La confianza se ha convertido en el nuevo grial de las organizaciones. Es uno de los grandes retos a los que se enfrentan personas, empresas, instituciones y gobiernos. Es básica para el crecimiento, la competitividad y la sostenibilidad de empresas y Estados. No es algo que surja espontáneamente, ni que se pueda reclamar, requiere una estrategia para ser generada, en función de tres elementos fundamentales. En primer lugar, de la transparencia, de un adecuado flujo de información que permita a los operadores la toma de decisiones con el menor riesgo posible. En segundo lugar, de la ética y el compromiso, ser consecuente, hacer lo que se dice y decir lo que se hace.
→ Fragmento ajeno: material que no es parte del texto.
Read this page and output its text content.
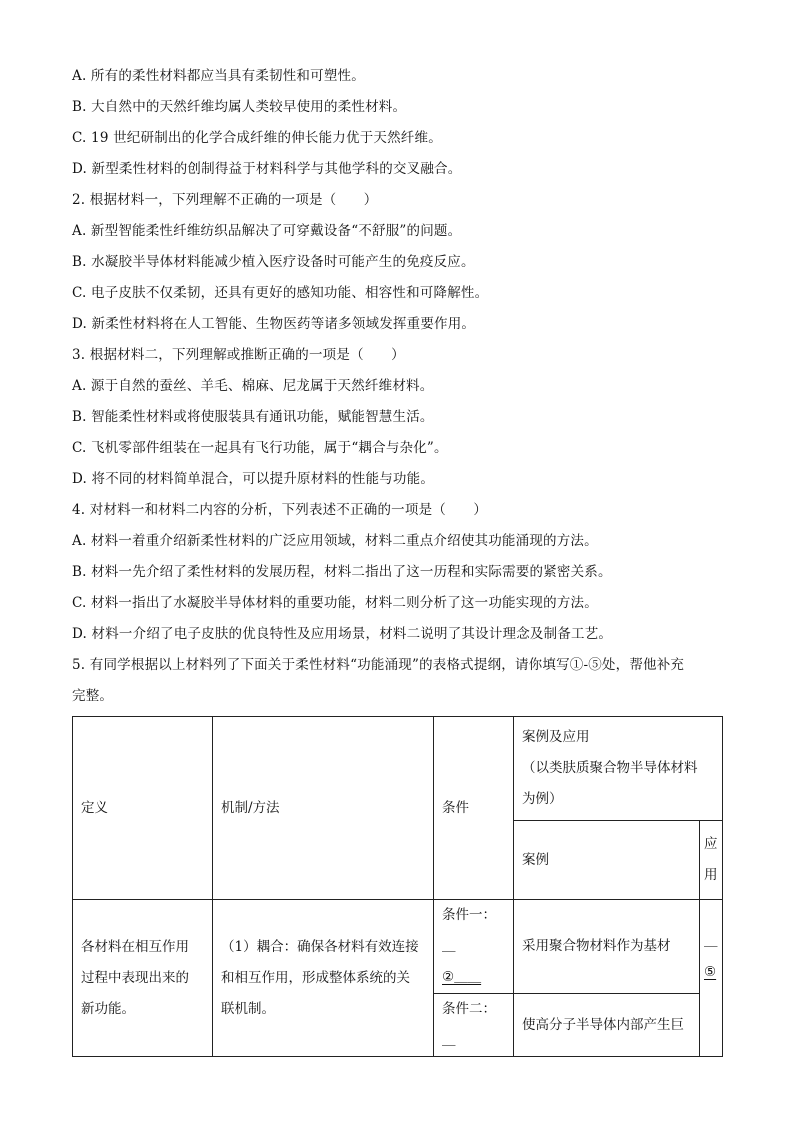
A. 所有的柔性材料都应当具有柔韧性和可塑性。
B. 大自然中的天然纤维均属人类较早使用的柔性材料。
C. 19 世纪研制出的化学合成纤维的伸长能力优于天然纤维。
D. 新型柔性材料的创制得益于材料科学与其他学科的交叉融合。
2. 根据材料一，下列理解不正确的一项是（　　）
A. 新型智能柔性纤维纺织品解决了可穿戴设备“不舒服”的问题。
B. 水凝胶半导体材料能减少植入医疗设备时可能产生的免疫反应。
C. 电子皮肤不仅柔韧，还具有更好的感知功能、相容性和可降解性。
D. 新柔性材料将在人工智能、生物医药等诸多领域发挥重要作用。
3. 根据材料二，下列理解或推断正确的一项是（　　）
A. 源于自然的蚕丝、羊毛、棉麻、尼龙属于天然纤维材料。
B. 智能柔性材料或将使服装具有通讯功能，赋能智慧生活。
C. 飞机零部件组装在一起具有飞行功能，属于“耦合与杂化”。
D. 将不同的材料简单混合，可以提升原材料的性能与功能。
4. 对材料一和材料二内容的分析，下列表述不正确的一项是（　　）
A. 材料一着重介绍新柔性材料的广泛应用领域，材料二重点介绍使其功能涌现的方法。
B. 材料一先介绍了柔性材料的发展历程，材料二指出了这一历程和实际需要的紧密关系。
C. 材料一指出了水凝胶半导体材料的重要功能，材料二则分析了这一功能实现的方法。
D. 材料一介绍了电子皮肤的优良特性及应用场景，材料二说明了其设计理念及制备工艺。
5. 有同学根据以上材料列了下面关于柔性材料“功能涌现”的表格式提纲，请你填写①-⑤处，帮他补充
完整。
定义	机制/方法	条件	案例及应用
（以类肤质聚合物半导体材料
为例）	

			案例	应
用

各材料在相互作用
过程中表现出来的
新功能。	（1）耦合：确保各材料有效连接
和相互作用，形成整体系统的关
联机制。	条件一：＿
②＿＿	采用聚合物材料作为基材	＿
⑤

		条件二：＿	使高分子半导体内部产生巨	
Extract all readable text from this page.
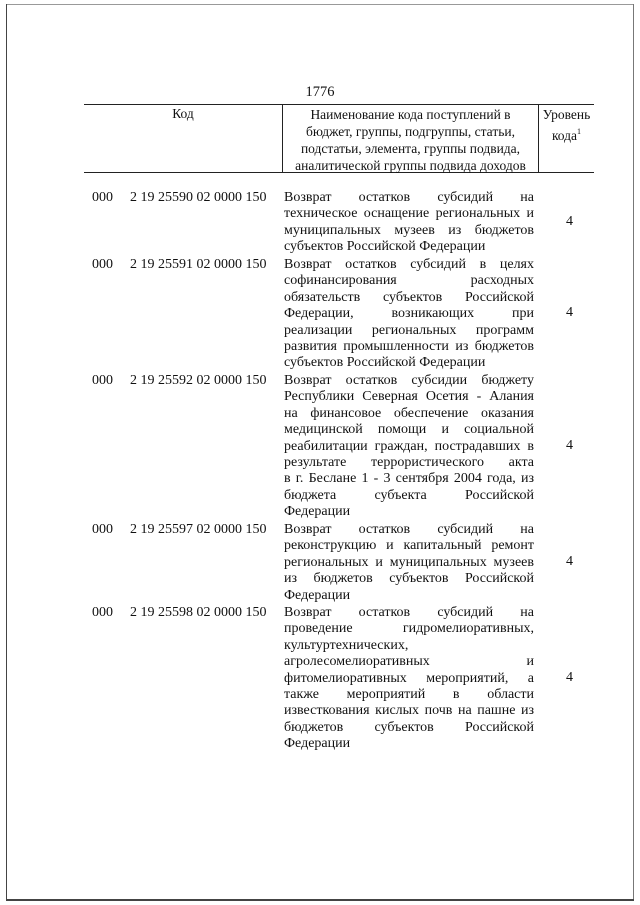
1776
Код	Наименование кода поступлений в
бюджет, группы, подгруппы, статьи,
подстатьи, элемента, группы подвида,
аналитической группы подвида доходов
Уровень
кода$^1$
000 2 19 25590 02 0000 150 Возврат остатков субсидий на
техническое оснащение региональных и
муниципальных музеев из бюджетов
субъектов Российской Федерации
4
000 2 19 25591 02 0000 150 Возврат остатков субсидий в целях
софинансирования расходных
обязательств субъектов Российской
Федерации, возникающих при
реализации региональных программ
развития промышленности из бюджетов
субъектов Российской Федерации
4
000 2 19 25592 02 0000 150 Возврат остатков субсидии бюджету
Республики Северная Осетия - Алания
на финансовое обеспечение оказания
медицинской помощи и социальной
реабилитации граждан, пострадавших в
результате террористического акта
в г. Беслане 1 - 3 сентября 2004 года, из
бюджета субъекта Российской
Федерации
4
000 2 19 25597 02 0000 150 Возврат остатков субсидий на
реконструкцию и капитальный ремонт
региональных и муниципальных музеев
из бюджетов субъектов Российской
Федерации
4
000 2 19 25598 02 0000 150 Возврат остатков субсидий на
проведение гидромелиоративных,
культуртехнических,
агролесомелиоративных и
фитомелиоративных мероприятий, а
также мероприятий в области
известкования кислых почв на пашне из
бюджетов субъектов Российской
Федерации
4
Y, por último, del equilibrio entre las expectativas creadas por el depositante de la confianza y lo que finalmente ha obtenido.
Es incuestionable que nuestra época se caracteriza por la existencia de una crisis generalizada de confianza, que afecta tanto a las relaciones económicas y sociales, y a las instituciones —Justicia, Corona, Iglesia, gobiernos—, como a las empresas y organizaciones. En las últimas décadas, esta erosión de la confiabilidad se ha acentuado por la disponibilidad de mayor información y por el aumento de la corrupción, las malas prácticas, y la falta de liderazgo y gobernanza ética.
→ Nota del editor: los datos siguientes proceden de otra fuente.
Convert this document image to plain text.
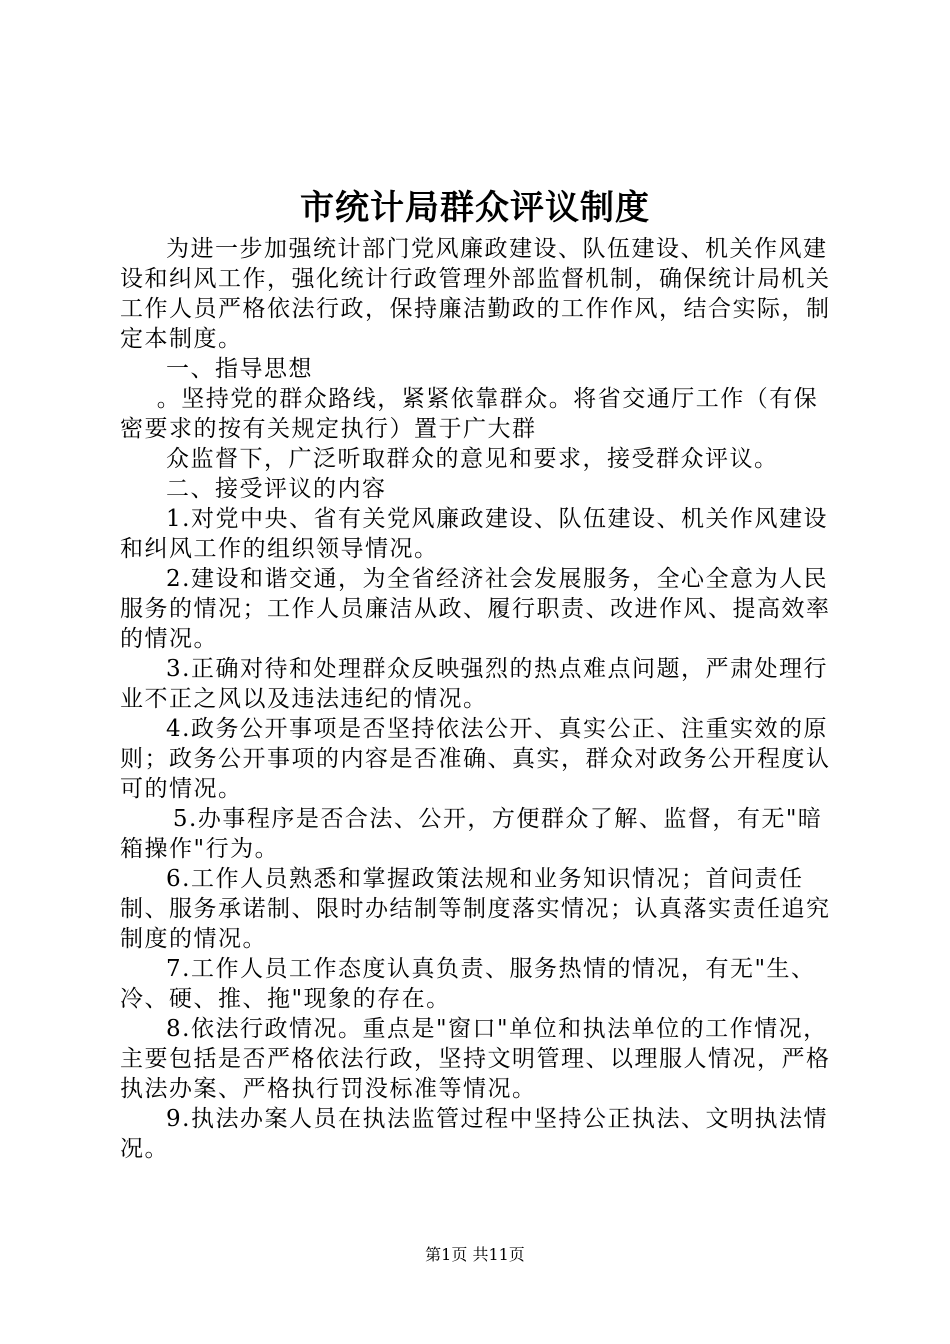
市统计局群众评议制度

为进一步加强统计部门党风廉政建设、队伍建设、机关作风建设和纠风工作，强化统计行政管理外部监督机制，确保统计局机关工作人员严格依法行政，保持廉洁勤政的工作作风，结合实际，制定本制度。

一、指导思想

。坚持党的群众路线，紧紧依靠群众。将省交通厅工作（有保密要求的按有关规定执行）置于广大群

众监督下，广泛听取群众的意见和要求，接受群众评议。

二、接受评议的内容

1.对党中央、省有关党风廉政建设、队伍建设、机关作风建设和纠风工作的组织领导情况。

2.建设和谐交通，为全省经济社会发展服务，全心全意为人民服务的情况；工作人员廉洁从政、履行职责、改进作风、提高效率的情况。

3.正确对待和处理群众反映强烈的热点难点问题，严肃处理行业不正之风以及违法违纪的情况。

4.政务公开事项是否坚持依法公开、真实公正、注重实效的原则；政务公开事项的内容是否准确、真实，群众对政务公开程度认可的情况。

5.办事程序是否合法、公开，方便群众了解、监督，有无"暗箱操作"行为。

6.工作人员熟悉和掌握政策法规和业务知识情况；首问责任制、服务承诺制、限时办结制等制度落实情况；认真落实责任追究制度的情况。

7.工作人员工作态度认真负责、服务热情的情况，有无"生、冷、硬、推、拖"现象的存在。

8.依法行政情况。重点是"窗口"单位和执法单位的工作情况，主要包括是否严格依法行政，坚持文明管理、以理服人情况，严格执法办案、严格执行罚没标准等情况。

9.执法办案人员在执法监管过程中坚持公正执法、文明执法情况。

第1页 共11页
La confianza es el aglutinante que cohesiona a los miembros de una sociedad y permite las relaciones de cooperación mediante las que los ciudadanos trabajamos conjuntamente. Por el contrario, la desconfianza genera temor e incertidumbre, con notables efectos para la economía, que acaba convergiendo en un aumento de las desigualdades. Para mantenerla se hace necesaria la imprescindible labor de numerosas instituciones y profesionales: auditores, notarios, registradores, agencias de calificación, certificadoras de calidad, medios de comunicación, ONG, etc. Sin embargo, a la vista de los resultados obtenidos hasta hoy, esto no ha sido suficiente.
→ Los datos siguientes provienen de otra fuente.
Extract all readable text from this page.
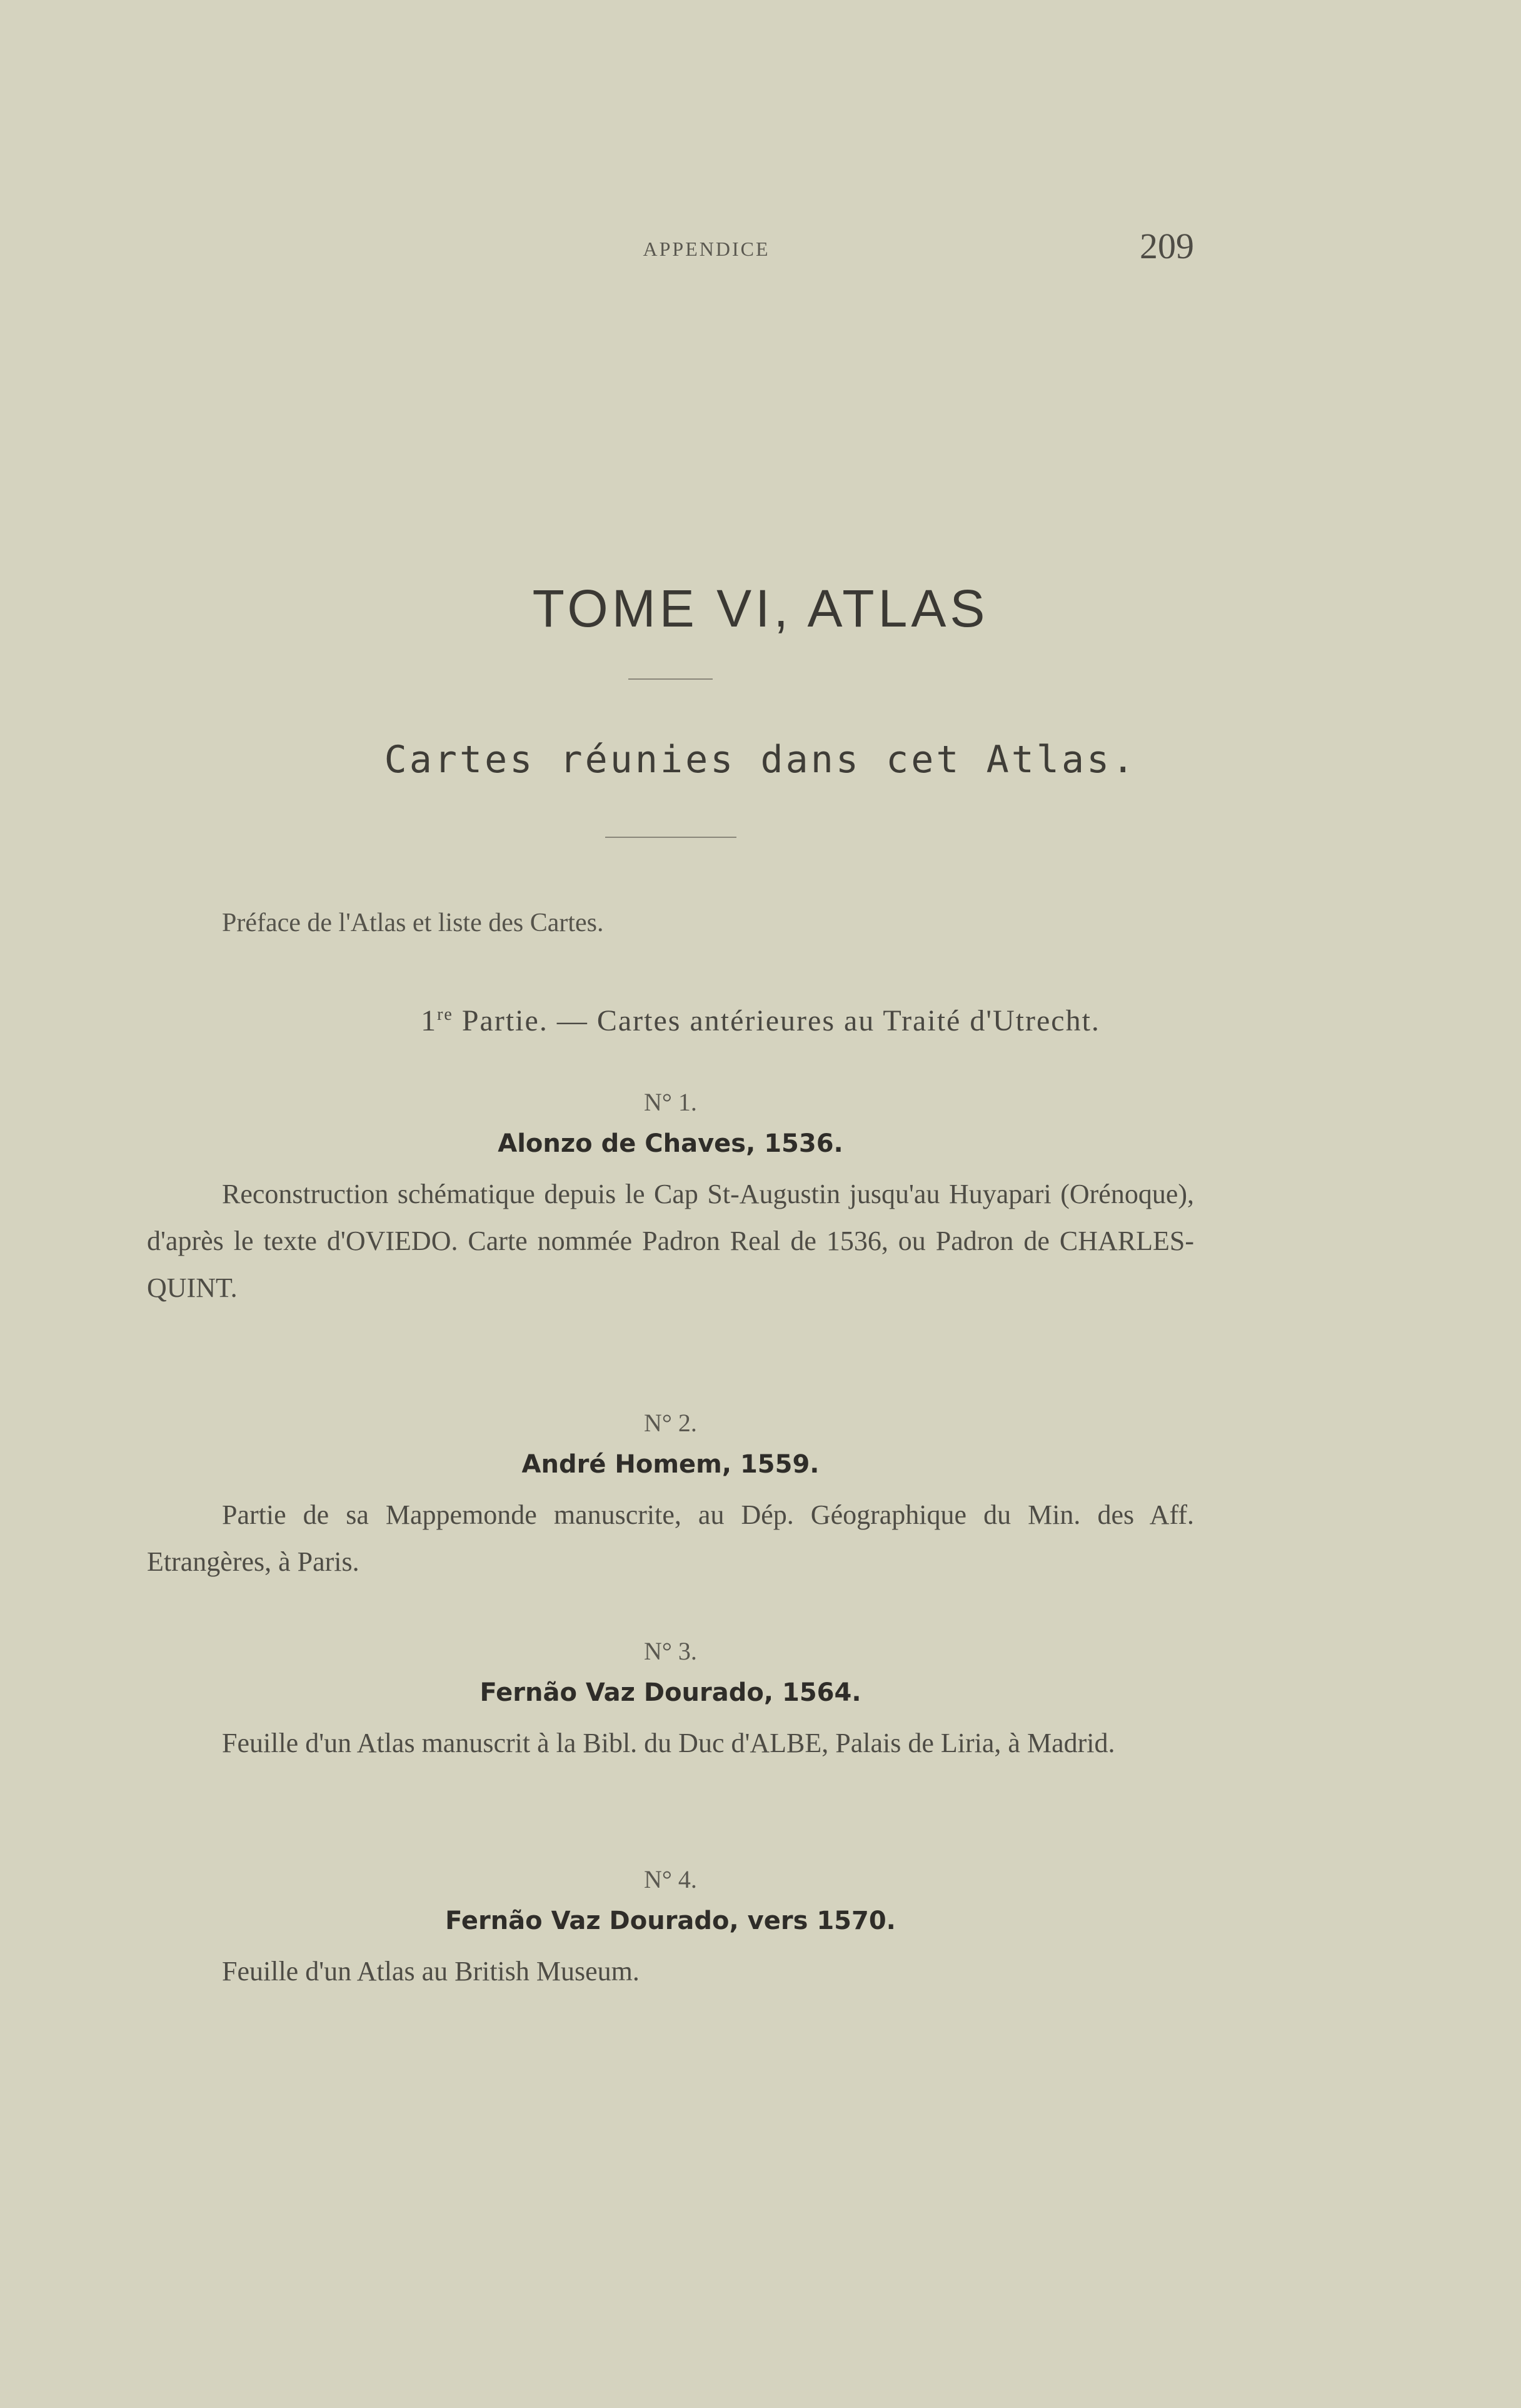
APPENDICE	209
TOME VI, ATLAS
Cartes réunies dans cet Atlas.
Préface de l'Atlas et liste des Cartes.
1re Partie. — Cartes antérieures au Traité d'Utrecht.
N° 1.
Alonzo de Chaves, 1536.
Reconstruction schématique depuis le Cap St-Augustin jusqu'au Huyapari (Orénoque), d'après le texte d'OVIEDO. Carte nommée Padron Real de 1536, ou Padron de CHARLES-QUINT.
N° 2.
André Homem, 1559.
Partie de sa Mappemonde manuscrite, au Dép. Géographique du Min. des Aff. Etrangères, à Paris.
N° 3.
Fernão Vaz Dourado, 1564.
Feuille d'un Atlas manuscrit à la Bibl. du Duc d'ALBE, Palais de Liria, à Madrid.
N° 4.
Fernão Vaz Dourado, vers 1570.
Feuille d'un Atlas au British Museum.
Una de las esperanzas para revertir esta situación está en los llamados “registros descentralizados”, cuyo gran exponente es la tecnología blockchain. Estos archivos compartidos permiten alcanzar un consenso, y evita que sean terceros —gobiernos, bancos, registros públicos— los que den fe de la realidad.
Si la confianza es muy difícil de mantener en modelos democráticos, mucho más complicado es alcanzarla en un contexto de regímenes autoritarios. En China se están desarrollando modelos que reemplazan el tradicional marco de confianza horizontal por una calificación concedida por plataformas, auspiciadas desde el Gobierno, donde se integra información de numerosas fuentes: transacciones financieras, datos judiciales, comportamiento en redes sociales, e incluso algunos otros como las conductas privadas al volante, en el transporte público o en una intimidad del hogar que, vigilada, ya no es tal. Parece difícil que este tipo de modelos puedan ser impuestos en sociedades democráticas como las occidentales, en las que, afortunadamente, se mira con lupa el equilibrio entre transparencia y privacidad, y en las que imperan los valores de libertad e individualidad, el imperio de la ley y la seguridad jurídica. Estos principios son válidos e inamovibles, pero es urgente que busquemos mecanismos de recuperación de la confianza que incorporen la tecnología y el conocimiento actual, que en todo caso deberán pasar por el filtro de la ética individual y colectiva.